The borrower pays a fee for the guarantee, but should still reap a net benefit.

However, experiences so far have been far from plain sailing.

Such deals as have been done have tended to carry partial guarantees. This has several advantages: the bonds cannot be confused with the MDBs' own ordinary paper, and they continue to carry emerging markets risk, so attract the usual investors.

In what, at the time, was the first partially guaranteed sovereign bond for 14 years, the World Bank’s International Development Association in 2015 provided Ghana with a $400m guarantee.

The country used this to issue a $1bn 15 year bond, at a time when it would not otherwise have had access to the international bond market.

A report by Rothschild, commissioned later by the World Bank, estimated a theoretical pricing benefit of 150bp-200bp.

Yet, in practice, these partial guarantees divide market participants. Whether the issuer uses a rolling guarantee structure like Ghana or a more complex dual tranche repackaging like the Bahamas' deal with the Inter-American Development Bank earlier this year, sovereign debt experts say the market fails to price the guarantees properly.

They therefore do not earn issuers a particularly worthwhile cost benefit, the sceptics argue.

GlobalCapital understands there are several loud voices among bond investors, sovereign debt advisers and within multilateral lenders themselves who would like to see the end of these partial guarantees.

Ghana’s announcement on Monday that it would restructure its debt could determine whether the product has a future — or consign it to the scrapheap forever.

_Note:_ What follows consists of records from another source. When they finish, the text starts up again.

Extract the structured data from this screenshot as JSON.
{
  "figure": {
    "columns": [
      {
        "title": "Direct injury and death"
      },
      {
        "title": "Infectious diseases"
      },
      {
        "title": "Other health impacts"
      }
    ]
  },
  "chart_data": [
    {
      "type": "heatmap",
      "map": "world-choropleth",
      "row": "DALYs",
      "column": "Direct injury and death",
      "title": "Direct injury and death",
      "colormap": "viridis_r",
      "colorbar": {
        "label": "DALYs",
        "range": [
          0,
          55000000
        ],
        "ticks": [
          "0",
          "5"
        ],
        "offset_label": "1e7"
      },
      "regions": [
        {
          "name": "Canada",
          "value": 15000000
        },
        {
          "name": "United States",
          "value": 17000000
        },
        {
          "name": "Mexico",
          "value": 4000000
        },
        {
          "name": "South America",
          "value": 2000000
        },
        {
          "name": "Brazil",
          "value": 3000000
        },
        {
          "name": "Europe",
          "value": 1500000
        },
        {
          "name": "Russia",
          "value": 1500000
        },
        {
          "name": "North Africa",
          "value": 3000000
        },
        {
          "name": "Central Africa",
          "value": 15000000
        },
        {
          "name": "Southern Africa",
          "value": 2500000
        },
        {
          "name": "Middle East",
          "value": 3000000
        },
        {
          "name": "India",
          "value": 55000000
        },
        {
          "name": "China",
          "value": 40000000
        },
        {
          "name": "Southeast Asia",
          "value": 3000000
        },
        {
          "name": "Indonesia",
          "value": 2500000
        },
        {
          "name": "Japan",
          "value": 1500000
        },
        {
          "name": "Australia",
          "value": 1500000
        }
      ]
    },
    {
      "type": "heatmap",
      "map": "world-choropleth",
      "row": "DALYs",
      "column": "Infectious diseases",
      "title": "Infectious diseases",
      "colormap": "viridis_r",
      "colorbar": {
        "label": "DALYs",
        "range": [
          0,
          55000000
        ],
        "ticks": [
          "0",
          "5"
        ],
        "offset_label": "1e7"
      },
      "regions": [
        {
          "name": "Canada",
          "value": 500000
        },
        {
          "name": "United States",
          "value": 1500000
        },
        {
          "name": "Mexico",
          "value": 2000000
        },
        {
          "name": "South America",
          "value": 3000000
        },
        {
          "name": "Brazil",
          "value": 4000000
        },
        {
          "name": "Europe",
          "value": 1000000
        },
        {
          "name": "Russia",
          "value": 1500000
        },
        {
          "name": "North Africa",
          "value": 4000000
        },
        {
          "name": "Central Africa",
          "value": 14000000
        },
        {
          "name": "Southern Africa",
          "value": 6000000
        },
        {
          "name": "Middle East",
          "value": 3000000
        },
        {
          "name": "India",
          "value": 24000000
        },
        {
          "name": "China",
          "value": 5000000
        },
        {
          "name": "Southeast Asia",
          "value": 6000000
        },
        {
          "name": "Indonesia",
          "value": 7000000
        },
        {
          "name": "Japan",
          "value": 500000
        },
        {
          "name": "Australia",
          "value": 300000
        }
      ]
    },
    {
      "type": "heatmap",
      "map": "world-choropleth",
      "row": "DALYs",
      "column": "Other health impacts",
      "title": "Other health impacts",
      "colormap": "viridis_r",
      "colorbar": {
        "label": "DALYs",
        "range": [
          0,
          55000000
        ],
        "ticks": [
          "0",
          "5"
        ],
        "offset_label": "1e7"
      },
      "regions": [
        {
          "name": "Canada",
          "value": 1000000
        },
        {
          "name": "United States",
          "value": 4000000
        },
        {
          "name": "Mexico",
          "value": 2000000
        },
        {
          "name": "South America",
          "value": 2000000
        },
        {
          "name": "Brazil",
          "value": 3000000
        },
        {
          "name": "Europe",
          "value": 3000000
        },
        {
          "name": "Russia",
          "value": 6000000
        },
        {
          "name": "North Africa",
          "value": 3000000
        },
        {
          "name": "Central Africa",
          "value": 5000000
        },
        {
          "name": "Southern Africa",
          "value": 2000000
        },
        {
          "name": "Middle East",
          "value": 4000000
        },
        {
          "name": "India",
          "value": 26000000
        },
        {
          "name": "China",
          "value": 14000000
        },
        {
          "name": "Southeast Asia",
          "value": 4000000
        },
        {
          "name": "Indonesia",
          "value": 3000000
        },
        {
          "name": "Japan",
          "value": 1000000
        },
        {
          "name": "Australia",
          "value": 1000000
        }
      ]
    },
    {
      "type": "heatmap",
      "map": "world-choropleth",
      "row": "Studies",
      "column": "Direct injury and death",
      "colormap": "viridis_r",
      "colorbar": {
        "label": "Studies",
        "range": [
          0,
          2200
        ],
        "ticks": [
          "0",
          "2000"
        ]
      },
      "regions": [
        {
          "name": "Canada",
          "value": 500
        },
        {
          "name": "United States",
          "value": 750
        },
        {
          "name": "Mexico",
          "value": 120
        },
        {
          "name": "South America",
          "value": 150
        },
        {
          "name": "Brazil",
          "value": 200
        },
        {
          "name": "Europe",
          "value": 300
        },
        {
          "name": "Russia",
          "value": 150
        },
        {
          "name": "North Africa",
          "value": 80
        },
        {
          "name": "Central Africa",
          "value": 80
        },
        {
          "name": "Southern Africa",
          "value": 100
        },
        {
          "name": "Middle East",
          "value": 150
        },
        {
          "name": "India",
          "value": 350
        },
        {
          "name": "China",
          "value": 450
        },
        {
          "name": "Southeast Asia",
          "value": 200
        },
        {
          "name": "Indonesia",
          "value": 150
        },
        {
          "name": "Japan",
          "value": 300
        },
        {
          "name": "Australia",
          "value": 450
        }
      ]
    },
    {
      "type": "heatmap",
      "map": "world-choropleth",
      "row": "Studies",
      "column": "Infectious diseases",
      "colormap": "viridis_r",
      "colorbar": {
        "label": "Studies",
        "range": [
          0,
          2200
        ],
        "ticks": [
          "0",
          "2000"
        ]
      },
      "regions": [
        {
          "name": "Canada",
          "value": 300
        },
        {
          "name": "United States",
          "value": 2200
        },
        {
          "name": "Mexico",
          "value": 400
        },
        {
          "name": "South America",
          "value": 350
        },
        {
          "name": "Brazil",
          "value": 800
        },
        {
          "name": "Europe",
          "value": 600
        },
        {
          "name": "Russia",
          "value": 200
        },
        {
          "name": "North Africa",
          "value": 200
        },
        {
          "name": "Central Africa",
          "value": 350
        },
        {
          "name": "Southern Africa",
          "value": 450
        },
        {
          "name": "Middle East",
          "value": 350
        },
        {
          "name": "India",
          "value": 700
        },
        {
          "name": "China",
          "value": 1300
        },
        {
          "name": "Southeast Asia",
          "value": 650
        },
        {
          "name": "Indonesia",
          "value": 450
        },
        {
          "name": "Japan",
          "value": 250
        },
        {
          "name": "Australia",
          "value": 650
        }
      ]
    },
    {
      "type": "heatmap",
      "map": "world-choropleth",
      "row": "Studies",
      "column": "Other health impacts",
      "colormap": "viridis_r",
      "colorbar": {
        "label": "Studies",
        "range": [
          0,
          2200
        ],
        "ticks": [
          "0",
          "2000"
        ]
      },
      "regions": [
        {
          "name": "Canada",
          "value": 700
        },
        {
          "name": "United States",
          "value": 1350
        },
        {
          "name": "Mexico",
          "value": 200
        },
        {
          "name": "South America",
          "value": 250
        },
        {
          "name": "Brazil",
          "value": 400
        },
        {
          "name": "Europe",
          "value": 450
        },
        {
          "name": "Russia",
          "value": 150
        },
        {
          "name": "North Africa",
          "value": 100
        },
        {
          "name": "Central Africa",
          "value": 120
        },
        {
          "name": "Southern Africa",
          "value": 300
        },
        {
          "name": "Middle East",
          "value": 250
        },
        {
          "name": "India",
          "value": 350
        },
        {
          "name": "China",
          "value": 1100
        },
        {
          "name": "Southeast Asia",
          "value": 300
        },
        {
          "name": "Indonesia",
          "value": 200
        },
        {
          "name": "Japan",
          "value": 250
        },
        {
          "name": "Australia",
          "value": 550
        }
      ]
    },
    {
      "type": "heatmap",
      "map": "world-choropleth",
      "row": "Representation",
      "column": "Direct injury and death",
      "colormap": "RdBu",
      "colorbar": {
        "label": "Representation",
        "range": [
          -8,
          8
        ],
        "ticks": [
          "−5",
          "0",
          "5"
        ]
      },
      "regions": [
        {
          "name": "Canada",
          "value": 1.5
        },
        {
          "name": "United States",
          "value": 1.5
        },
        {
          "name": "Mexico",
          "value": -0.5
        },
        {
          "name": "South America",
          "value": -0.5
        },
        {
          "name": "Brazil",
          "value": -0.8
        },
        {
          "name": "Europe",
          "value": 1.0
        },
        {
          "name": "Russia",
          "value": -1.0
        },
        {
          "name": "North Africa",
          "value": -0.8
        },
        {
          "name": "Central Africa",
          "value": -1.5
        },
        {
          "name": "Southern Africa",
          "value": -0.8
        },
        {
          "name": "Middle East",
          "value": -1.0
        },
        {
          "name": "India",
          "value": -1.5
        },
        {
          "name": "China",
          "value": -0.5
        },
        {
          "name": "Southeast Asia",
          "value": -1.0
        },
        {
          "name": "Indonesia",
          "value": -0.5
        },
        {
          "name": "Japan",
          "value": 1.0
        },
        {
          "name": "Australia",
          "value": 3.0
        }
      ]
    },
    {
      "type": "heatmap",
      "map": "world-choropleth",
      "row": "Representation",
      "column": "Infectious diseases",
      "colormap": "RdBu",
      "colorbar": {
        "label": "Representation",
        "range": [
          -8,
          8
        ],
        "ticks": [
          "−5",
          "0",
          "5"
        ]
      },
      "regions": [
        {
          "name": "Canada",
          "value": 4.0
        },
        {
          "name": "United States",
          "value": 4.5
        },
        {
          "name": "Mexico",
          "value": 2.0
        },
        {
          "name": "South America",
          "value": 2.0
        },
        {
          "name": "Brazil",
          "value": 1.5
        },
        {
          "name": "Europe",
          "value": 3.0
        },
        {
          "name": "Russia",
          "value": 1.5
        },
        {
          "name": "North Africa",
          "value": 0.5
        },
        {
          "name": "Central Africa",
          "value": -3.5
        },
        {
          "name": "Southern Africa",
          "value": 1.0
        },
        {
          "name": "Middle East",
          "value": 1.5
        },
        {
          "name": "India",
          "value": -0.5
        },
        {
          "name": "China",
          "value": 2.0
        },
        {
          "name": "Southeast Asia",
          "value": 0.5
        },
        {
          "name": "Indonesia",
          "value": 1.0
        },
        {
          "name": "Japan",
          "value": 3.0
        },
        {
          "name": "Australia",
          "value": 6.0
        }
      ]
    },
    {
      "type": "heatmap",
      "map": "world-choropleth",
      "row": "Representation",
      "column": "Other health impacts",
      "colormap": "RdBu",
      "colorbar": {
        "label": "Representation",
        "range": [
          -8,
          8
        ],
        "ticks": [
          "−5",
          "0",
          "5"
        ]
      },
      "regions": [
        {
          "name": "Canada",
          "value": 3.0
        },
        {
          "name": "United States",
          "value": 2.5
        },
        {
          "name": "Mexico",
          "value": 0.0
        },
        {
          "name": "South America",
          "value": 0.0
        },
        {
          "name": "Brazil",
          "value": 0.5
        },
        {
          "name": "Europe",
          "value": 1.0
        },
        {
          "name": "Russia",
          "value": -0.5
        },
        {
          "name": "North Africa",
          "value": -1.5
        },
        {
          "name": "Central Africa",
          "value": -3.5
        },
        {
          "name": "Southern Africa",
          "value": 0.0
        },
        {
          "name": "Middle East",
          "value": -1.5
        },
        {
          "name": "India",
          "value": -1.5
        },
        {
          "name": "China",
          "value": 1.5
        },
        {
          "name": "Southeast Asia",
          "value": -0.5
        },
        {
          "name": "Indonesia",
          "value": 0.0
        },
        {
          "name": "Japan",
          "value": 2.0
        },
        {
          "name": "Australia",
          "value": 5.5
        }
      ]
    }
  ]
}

The restructuring lays bare one of the major challenges of partial guarantees: nobody quite knows what they are worth.

Ghana has said it is halting payments on “certain categories” of its external debt, including international bonds, and early indications are that it will seek a principal haircut of at least 30%.

Yet, as GlobalCapital reported, even those very close to the process do not know what this means for the partially guaranteed 2030s.

As the Rothschild report notes, citing the bond prospectus, any restructuring of the bond is subject to the consent of the World Bank.

Is the World Bank going to step in to cover bondholders’ losses? For that to happen, if the World Bank is to preserve its preferred creditor status, Ghana would have to make sure it paid back the World Bank.

For the guarantee to be worth anything, holders of the World Bank-backed bond must receive materially better treatment in the restructuring than those owning Ghana’s conventional bonds.

If not, the market may not assign any pricing benefit at all to future deals.

Perhaps the simplest option for Ghana is to exclude the 2030 bond from the restructuring and keep paying. But other creditors are hardly going to accept being fully subordinated to 100% of a bond of which only 40% is guaranteed.

And will sovereigns want to issue bonds with guarantees if it turns out that, when trouble hits, these guarantees are of little use?

If we are to see partial MDB guarantees in EM sovereign debt ever again, issuers, investors and the guarantor must be happy enough at the conclusion of the Ghana negotiations that justice has been done. It is not clear an elegant solution is possible.